Hodson believes that some brokers are now giving incomplete – or even incorrect information – just to get the risk placed quickly at a reasonable price.
This will “erode trust” even more in the insurance industry.
He said: “You are going to have a load of PI (professional indemnity) claims. It’s going to give scope to brokers to abuse the system because they just cannot get the right stuff across the line.”
Referral pains
Insurance Times’ research, the Five Star Rating Report: ETrading 2022, revealed that 41% of brokers surveyed said they waited on average two days for a complex risk to be cleared.
Head of research Savan Shah said: “Insurers must find innovative ways to ensure the referral process has been thoroughly thought about so that the balance is created between human interaction and online algorithms that can really capture the information, which then can ensure clarity at the point of risk.
“As the complexity rises, the need for a tailored approach is very much needed, rather than a one size fits all approach.”
David Perry, managing director at FSB Insurance Service, said he was a big supporter of e-trading and it was integral to his firm’s success – but recognised that the need for a tailored approach is a big issue.
“The sort of the expense at the time that’s been taken and the client annoyance around how long things are taking, this is being pushed into the broker’s office and that’s what we’re finding.
“That’s what we’re talking to the big composites about – just so that they’re aware and they can try and do something about it. A lot of them are listening.”
One of those claiming to listen is Allianz.
The insurer is frequently in the top five for eTrade service in Insurance Times’ surveys.
Allianz director of digital trading Helen Bryant said: “Over the past two years, we have been working hard to remove unnecessary referrals from the digital business model so more SME cases can be traded without intervention.

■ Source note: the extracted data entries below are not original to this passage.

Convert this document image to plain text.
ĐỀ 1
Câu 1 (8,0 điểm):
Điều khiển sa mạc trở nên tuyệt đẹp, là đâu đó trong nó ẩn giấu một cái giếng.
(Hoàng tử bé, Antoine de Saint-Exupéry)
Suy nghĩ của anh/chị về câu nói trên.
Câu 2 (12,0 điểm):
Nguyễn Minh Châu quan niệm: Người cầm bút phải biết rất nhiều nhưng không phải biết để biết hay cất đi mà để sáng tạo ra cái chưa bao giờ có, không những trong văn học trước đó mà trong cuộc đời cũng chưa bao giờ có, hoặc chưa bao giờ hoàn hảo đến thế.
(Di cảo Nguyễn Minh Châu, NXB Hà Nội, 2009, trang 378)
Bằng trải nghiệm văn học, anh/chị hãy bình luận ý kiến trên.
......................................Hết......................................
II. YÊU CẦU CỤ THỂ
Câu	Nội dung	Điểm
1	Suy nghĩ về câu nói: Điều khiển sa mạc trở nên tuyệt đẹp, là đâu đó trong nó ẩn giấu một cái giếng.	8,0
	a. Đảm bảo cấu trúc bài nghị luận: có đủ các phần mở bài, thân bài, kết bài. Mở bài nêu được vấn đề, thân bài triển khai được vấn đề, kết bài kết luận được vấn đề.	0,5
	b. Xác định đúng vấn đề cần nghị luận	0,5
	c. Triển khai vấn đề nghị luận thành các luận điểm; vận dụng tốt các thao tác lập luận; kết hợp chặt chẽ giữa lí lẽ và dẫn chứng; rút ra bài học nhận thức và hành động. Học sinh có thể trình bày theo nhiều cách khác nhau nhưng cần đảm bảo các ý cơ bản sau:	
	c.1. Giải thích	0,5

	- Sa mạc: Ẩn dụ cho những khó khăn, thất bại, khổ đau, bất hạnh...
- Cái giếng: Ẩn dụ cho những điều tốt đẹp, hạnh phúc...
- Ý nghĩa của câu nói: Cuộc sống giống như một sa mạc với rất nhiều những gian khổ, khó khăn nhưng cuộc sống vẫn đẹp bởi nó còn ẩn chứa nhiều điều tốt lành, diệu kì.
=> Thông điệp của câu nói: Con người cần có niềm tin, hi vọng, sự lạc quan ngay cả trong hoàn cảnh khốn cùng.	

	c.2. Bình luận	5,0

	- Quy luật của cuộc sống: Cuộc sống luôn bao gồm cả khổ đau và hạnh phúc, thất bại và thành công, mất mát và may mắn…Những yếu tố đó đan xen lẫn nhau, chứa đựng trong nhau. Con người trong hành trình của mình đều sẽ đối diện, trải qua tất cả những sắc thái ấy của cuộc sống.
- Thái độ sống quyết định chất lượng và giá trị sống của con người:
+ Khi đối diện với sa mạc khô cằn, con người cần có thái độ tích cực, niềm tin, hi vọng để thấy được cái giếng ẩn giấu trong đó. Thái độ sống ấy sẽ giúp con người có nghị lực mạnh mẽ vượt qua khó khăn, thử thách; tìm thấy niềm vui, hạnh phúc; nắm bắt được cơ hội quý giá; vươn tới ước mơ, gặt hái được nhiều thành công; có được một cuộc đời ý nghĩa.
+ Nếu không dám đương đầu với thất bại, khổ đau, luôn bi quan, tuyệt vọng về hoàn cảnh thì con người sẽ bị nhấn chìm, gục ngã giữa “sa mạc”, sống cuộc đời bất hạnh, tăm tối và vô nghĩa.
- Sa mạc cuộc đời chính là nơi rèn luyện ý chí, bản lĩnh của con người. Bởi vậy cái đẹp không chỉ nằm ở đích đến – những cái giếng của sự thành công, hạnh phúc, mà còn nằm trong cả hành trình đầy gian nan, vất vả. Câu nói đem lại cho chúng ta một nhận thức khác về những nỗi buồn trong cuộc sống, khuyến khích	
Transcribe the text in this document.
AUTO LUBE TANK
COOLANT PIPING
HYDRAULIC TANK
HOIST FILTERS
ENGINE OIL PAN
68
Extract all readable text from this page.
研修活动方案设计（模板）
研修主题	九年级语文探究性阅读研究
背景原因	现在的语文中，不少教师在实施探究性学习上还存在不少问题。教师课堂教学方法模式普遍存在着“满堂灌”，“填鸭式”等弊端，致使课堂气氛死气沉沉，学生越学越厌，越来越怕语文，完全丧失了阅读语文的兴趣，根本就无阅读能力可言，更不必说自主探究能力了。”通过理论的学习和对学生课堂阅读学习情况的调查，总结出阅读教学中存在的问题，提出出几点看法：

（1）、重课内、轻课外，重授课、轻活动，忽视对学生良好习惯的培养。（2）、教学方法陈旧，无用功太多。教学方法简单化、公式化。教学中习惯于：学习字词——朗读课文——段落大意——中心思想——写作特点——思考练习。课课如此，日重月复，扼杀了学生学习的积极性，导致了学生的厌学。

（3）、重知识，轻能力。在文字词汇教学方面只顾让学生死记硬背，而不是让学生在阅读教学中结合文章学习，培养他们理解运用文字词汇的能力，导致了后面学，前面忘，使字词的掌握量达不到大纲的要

“This allows us to deploy our expert underwriters to support more complex queries, which do tend to be less frequent.
“Brokers can access this underwriting expertise via live chat or over the phone depending on their preference.”
The MGA answer
Apart from relying on insurers, there is one other option for brokers – MGAs.
MGAs have “come into their own” by filling the service gap left behind by insurers, according to Perry.
“Where the MGAs have jumped in at the moment and sort of hit the ground running is the area that sits between the basic, easy, straightforward, eTrade risk and the more complex risk that maybe the composites don’t want their highly trained underwriters looking at unless it generates over a certain amount of premium.”
Hodson agrees: “I think MGAs have covered this. There are some good MGAs out there.
“If you’re going to use an MGA though, you’ve got to make sure you are happy with the capacity.”
Despite the attraction of MGAs, few brokers completely rely on them for business.
As well as capacity concerns, they want a diversified book for risk management.
That means most brokers leaning on insures for the bulk of premium – and e-trading is only going to grow and grow.
Simon Bloomfield, head of Imarket at digital trading focused software firm Polaris, said a mini-fleet might have eTraded five or six vehicles without human intervention five years ago, but now this figure had reached seven or eight.
As the size of eTraded risks grow, brokers will be expected to show insurers their keenness to transact and to quickly flag up any issues.
“My expectation will be that as you move further up the food chain, insurers will say ‘well actually this is quite complex, it may involve a couple of people having to be involved in the referral’.
“If it’s a commercial combined it may involve a liability underwriter and a property underwriter, for example.
“Now you’re not going to get an insurer that will invest in the off chance that a broker is maybe interested.
“They’re going to be more insistent that the broker says ‘you need to let me know about this’.
“And so, I expect the brokers will need to say ‘yeah, look at the referral for me because I’m interested’.
“Because the last thing an insurer wants to do is waste their quite finite operational resource on a risk that’s already been placed.”
He concludes that referrals are here to stay: “I don’t think they are going go to go away. They’ll just become different.”